Production Networking Issue
Incident Report for Braintree

RCA: Production Networking Issues

Date: Monday, 26 March 2018 12:33 - 13:43

All Times in UTC

Executive Summary
Beginning at 12:33, engineers observed a small decrease in traffic to the Braintree production API endpoints. Upon investigation of our network paths, engineers were able to determine that the issues stemmed from an upstream issue with one of our Internet Service Providers (ISPs). Engineers then re-routed traffic away from the affected ISP, which improved latency and brought traffic back to normal levels as of 13:43.

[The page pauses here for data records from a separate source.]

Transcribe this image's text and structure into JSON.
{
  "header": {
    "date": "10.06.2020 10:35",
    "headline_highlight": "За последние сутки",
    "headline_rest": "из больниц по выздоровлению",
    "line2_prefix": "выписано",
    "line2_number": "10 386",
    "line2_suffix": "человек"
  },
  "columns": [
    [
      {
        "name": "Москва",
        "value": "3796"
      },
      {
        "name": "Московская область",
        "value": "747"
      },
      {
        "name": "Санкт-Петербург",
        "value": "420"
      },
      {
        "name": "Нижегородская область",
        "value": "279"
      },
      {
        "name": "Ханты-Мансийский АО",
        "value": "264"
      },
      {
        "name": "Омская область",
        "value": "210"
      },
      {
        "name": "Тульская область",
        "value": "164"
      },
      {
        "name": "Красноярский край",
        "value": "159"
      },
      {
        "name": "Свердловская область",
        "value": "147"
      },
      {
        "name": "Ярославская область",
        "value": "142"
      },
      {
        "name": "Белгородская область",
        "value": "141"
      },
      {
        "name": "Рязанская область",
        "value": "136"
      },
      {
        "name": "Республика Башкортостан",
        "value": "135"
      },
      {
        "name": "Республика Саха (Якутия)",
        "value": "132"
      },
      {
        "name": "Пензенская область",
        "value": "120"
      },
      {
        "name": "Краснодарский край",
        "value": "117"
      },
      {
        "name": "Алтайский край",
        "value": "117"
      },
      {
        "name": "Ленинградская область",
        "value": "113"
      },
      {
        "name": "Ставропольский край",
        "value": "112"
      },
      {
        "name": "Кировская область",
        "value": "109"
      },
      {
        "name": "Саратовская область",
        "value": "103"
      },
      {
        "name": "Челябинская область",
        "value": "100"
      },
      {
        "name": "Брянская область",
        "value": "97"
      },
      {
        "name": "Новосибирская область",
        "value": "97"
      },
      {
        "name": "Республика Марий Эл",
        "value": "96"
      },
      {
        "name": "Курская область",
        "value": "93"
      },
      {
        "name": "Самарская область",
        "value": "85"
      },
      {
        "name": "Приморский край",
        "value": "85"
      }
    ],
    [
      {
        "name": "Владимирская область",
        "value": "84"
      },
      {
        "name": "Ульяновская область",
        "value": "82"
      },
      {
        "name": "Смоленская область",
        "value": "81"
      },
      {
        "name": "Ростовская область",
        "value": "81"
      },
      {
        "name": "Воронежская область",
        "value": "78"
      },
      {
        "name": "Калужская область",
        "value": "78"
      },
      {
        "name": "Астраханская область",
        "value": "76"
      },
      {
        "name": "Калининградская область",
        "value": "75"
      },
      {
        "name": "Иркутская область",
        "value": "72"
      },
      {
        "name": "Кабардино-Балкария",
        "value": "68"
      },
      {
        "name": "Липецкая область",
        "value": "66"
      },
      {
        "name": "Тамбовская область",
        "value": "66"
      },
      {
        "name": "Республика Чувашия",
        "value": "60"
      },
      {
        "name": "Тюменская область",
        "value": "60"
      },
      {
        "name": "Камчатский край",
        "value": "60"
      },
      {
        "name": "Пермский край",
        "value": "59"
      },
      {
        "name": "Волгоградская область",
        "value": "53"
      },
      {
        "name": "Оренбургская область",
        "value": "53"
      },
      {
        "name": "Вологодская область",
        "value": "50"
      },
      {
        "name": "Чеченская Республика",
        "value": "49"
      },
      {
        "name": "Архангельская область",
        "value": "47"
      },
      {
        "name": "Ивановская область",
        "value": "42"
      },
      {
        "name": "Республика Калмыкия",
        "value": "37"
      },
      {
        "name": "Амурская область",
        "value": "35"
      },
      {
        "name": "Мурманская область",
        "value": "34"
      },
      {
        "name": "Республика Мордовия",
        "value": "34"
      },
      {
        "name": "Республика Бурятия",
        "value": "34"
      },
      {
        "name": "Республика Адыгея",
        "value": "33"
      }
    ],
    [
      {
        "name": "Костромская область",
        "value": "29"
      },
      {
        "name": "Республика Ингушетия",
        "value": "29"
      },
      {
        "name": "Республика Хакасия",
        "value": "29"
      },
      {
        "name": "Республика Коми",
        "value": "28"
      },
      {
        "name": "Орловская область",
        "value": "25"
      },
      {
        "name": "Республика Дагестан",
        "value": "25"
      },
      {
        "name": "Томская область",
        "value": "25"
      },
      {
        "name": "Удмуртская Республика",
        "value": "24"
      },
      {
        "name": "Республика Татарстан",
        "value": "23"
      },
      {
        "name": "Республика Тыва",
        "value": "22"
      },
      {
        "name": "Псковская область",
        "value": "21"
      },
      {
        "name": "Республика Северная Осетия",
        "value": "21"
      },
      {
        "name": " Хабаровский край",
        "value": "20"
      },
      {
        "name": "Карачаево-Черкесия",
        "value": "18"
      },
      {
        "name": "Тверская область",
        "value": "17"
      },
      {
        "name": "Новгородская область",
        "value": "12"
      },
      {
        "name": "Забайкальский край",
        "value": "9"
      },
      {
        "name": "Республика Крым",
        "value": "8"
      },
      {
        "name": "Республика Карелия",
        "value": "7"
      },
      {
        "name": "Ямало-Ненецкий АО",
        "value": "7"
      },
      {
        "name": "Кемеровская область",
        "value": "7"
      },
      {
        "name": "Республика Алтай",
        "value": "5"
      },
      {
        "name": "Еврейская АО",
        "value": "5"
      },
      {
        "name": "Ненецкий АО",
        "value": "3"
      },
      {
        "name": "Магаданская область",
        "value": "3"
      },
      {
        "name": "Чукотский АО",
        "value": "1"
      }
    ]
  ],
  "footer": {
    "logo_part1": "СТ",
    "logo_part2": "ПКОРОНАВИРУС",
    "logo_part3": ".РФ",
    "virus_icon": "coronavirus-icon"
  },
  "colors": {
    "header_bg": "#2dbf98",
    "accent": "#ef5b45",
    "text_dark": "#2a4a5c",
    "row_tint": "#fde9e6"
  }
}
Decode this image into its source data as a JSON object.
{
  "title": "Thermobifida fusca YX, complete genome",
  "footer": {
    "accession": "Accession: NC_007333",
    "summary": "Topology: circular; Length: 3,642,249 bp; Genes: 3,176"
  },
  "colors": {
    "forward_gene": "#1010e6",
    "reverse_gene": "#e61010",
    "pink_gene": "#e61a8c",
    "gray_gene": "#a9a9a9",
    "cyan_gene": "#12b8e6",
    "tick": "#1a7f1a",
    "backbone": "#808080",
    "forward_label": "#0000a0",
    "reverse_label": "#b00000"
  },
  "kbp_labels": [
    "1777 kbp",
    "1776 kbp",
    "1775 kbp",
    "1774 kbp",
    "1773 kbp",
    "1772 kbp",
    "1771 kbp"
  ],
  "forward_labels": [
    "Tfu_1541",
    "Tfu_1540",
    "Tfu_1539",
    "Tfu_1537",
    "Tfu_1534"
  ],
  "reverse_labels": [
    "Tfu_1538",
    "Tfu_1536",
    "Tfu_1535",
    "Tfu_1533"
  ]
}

  • We are working with the affected ISP to determine what caused the issue and what they are doing to prevent this type of incident in the future.
  • We plan to explore the addition of additional ISPs to improve redundancy and provide additional ingress routes.
  • We are reviewing internal procedures to improve the process for removing ISPs as soon as we detect a drop in traffic.
  • We are actively working on several initiatives to improve latency, uptime, and redundancy by leveraging failover processing paths as well as routing API traffic through alternate services.
Posted about 1 year ago. Mar 26, 2018 - 23:36 UTC

Traffic is now flowing normally and we have not seen additional latency or timeouts since 13:43 UTC.
Posted about 1 year ago. Mar 26, 2018 - 14:21 UTC
We have re-routed traffic away from one of our ISPs. Latency has decreased and engineers are monitoring.
Posted about 1 year ago. Mar 26, 2018 - 13:52 UTC
We have detected a problem routing inbound requests to the production gateway and Control Panel via one of our Internet Service Providers (ISPs). Merchants may be experiencing timeouts or latency trying to connect to the Braintree Production API or Control Panel. Engineers are investigating.
Posted about 1 year ago. Mar 26, 2018 - 13:31 UTC
This incident affected: API.